В том же направлении мыслил и великий шведский натуралист Карл Линней (1707-1778), видевший будущее не в противостоянии науки и религии, а в их симбиозе, взаимополезном сотрудничестве.
Одновременно XVIII век в Европе характеризовался повышенным интересом к мистике и оккультизму, что привело к появлению таких современников Бааль-Шем-Това как граф Сен-Жермен (предполож. 1712-1784), Алессандро Калиостро (1743-1795) и Эммануил Сведенборг (1688-1772). Последний утверждал, что может проникать в высшие и низшие духовные миры, видеть и общаться с их обитателями, читать мысли, предугадывать будущее и т.д. Что, заметим, также достаточно близко к тем тайным каббалистическим практикам, которыми владел Бааль-Шем-Тов.
Таким образом, само время настоятельно требовало появления в еврейской среде духовного лидера, который соответствовал бы его требованиям; сумел бы найти ответы на те вызовы, которое бросало еврейскому народу настоящее и, одновременно, заложили бы базу под сохранение иудаизма в будущем – вопреки всем тем духовным ветрам, которые уже повеяли над миром, но которым еще только предстояло превратиться в разрушающие все, что связано с религией и духовностью, ураганы.
* * *
Но в первой половине XVIII столетия эти новые ветры еще не успели дойти до срединной части Восточной Европы – того пространства, на котором сегодня расположены современные Польша, Украина и Белоруссия. Хотя и нельзя сказать, что эти места пребывали в глубокой спячке. Скорее, наоборот: это время стало продолжением начавшегося еще в середине XVII века процесса распада польско-литовской республики Речь Посполита, который и завершился первым ее разделом в 1772 году.

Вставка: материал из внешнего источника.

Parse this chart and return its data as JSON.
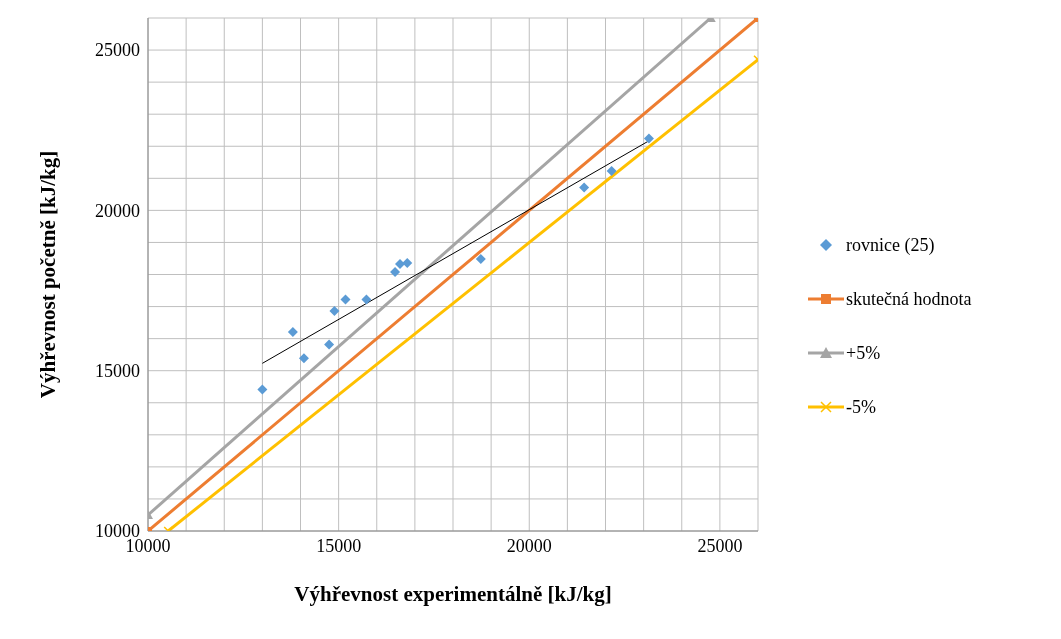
{
  "chart_data": {
    "type": "scatter",
    "xlabel": "Výhřevnost experimentálně [kJ/kg]",
    "ylabel": "Výhřevnost početně [kJ/kg]",
    "xlim": [
      10000,
      26000
    ],
    "ylim": [
      10000,
      26000
    ],
    "xticks": [
      10000,
      {
        "value": 11000,
        "label": null
      },
      {
        "value": 12000,
        "label": null
      },
      {
        "value": 13000,
        "label": null
      },
      {
        "value": 14000,
        "label": null
      },
      15000,
      {
        "value": 16000,
        "label": null
      },
      {
        "value": 17000,
        "label": null
      },
      {
        "value": 18000,
        "label": null
      },
      {
        "value": 19000,
        "label": null
      },
      20000,
      {
        "value": 21000,
        "label": null
      },
      {
        "value": 22000,
        "label": null
      },
      {
        "value": 23000,
        "label": null
      },
      {
        "value": 24000,
        "label": null
      },
      25000,
      {
        "value": 26000,
        "label": null
      }
    ],
    "yticks": [
      10000,
      {
        "value": 11000,
        "label": null
      },
      {
        "value": 12000,
        "label": null
      },
      {
        "value": 13000,
        "label": null
      },
      {
        "value": 14000,
        "label": null
      },
      15000,
      {
        "value": 16000,
        "label": null
      },
      {
        "value": 17000,
        "label": null
      },
      {
        "value": 18000,
        "label": null
      },
      {
        "value": 19000,
        "label": null
      },
      20000,
      {
        "value": 21000,
        "label": null
      },
      {
        "value": 22000,
        "label": null
      },
      {
        "value": 23000,
        "label": null
      },
      {
        "value": 24000,
        "label": null
      },
      25000,
      {
        "value": 26000,
        "label": null
      }
    ],
    "grid": true,
    "legend": "right",
    "series": [
      {
        "name": "rovnice (25)",
        "marker": "diamond",
        "color": "#5b9bd5",
        "x": [
          13000,
          13800,
          14090,
          14750,
          14890,
          15180,
          15730,
          16480,
          16610,
          16800,
          18730,
          21440,
          22160,
          23140
        ],
        "values": [
          14410,
          16210,
          15390,
          15820,
          16860,
          17220,
          17220,
          18080,
          18330,
          18360,
          18480,
          20710,
          21230,
          22240
        ]
      },
      {
        "name": "skutečná hodnota",
        "type": "line",
        "marker": "square",
        "color": "#ed7d31",
        "x": [
          10000,
          26000
        ],
        "values": [
          10000,
          26000
        ]
      },
      {
        "name": "+5%",
        "type": "line",
        "marker": "triangle",
        "color": "#a5a5a5",
        "x": [
          10000,
          24760
        ],
        "values": [
          10500,
          26000
        ]
      },
      {
        "name": "-5%",
        "type": "line",
        "marker": "cross",
        "color": "#ffc000",
        "x": [
          10530,
          26000
        ],
        "values": [
          10000,
          24700
        ]
      },
      {
        "type": "line",
        "marker": "none",
        "color": "#000000",
        "x": [
          13000,
          23140
        ],
        "values": [
          15230,
          22170
        ]
      }
    ]
  }
}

И хотя полякам тоже крепко досталось за предшествовавшие этому разделу полтора столетия, главными его жертвами стали, безусловно, евреи, и на то было сразу несколько причин.
Вот как оценивает события 1640-х годов в Польше Пол Джонсон41 в своей «Популярной истории евреев»:
«В 1648—1649 гг. на евреев юго-восточной Польши и Украины обрушилась катастрофа. Это событие, как мы увидим, имело по ряду причин огромное значение для истории евреев; непосредственным же его результатом, явилось то, что оно напомнило евреям, где бы они ни находились, о хрупкости их положения и яростной мощи тех сил, которые могут без предупреждения нанести по ним удар. Тридцатилетняя война оказалась огромным бременем для экспортных продовольственных ресурсов Польши. Именно благодаря своим польским связям евреям удавалось обеспечить различные армии продуктами питания. Больше всех от этих поставок выиграли польские помещики, больше всех потеряли польские и украинские крестьяне, которые наблюдали, как все большая доля их урожаев с выгодой продается прожорливым войскам. В условиях арендной системы, когда польские шляхтичи сдавали внаем евреям не только землю, но и находящиеся на ней сооружения (мельницы, пивоварни, винокурни, постоялые дворы), а также право сбора пошлин и получали за это гарантированную плату, евреи процветали и их количество быстро росло. Однако система эта была внутренне неустойчива и несправедлива. Помещики, которые зачастую вели расточительный образ жизни вдали от своих поместий, оказывали постоянное давление на евреев, поднимая арендную плату всякий раз, как договор возобновлялся; евреи же, в свою очередь, оказывали давление на крестьян.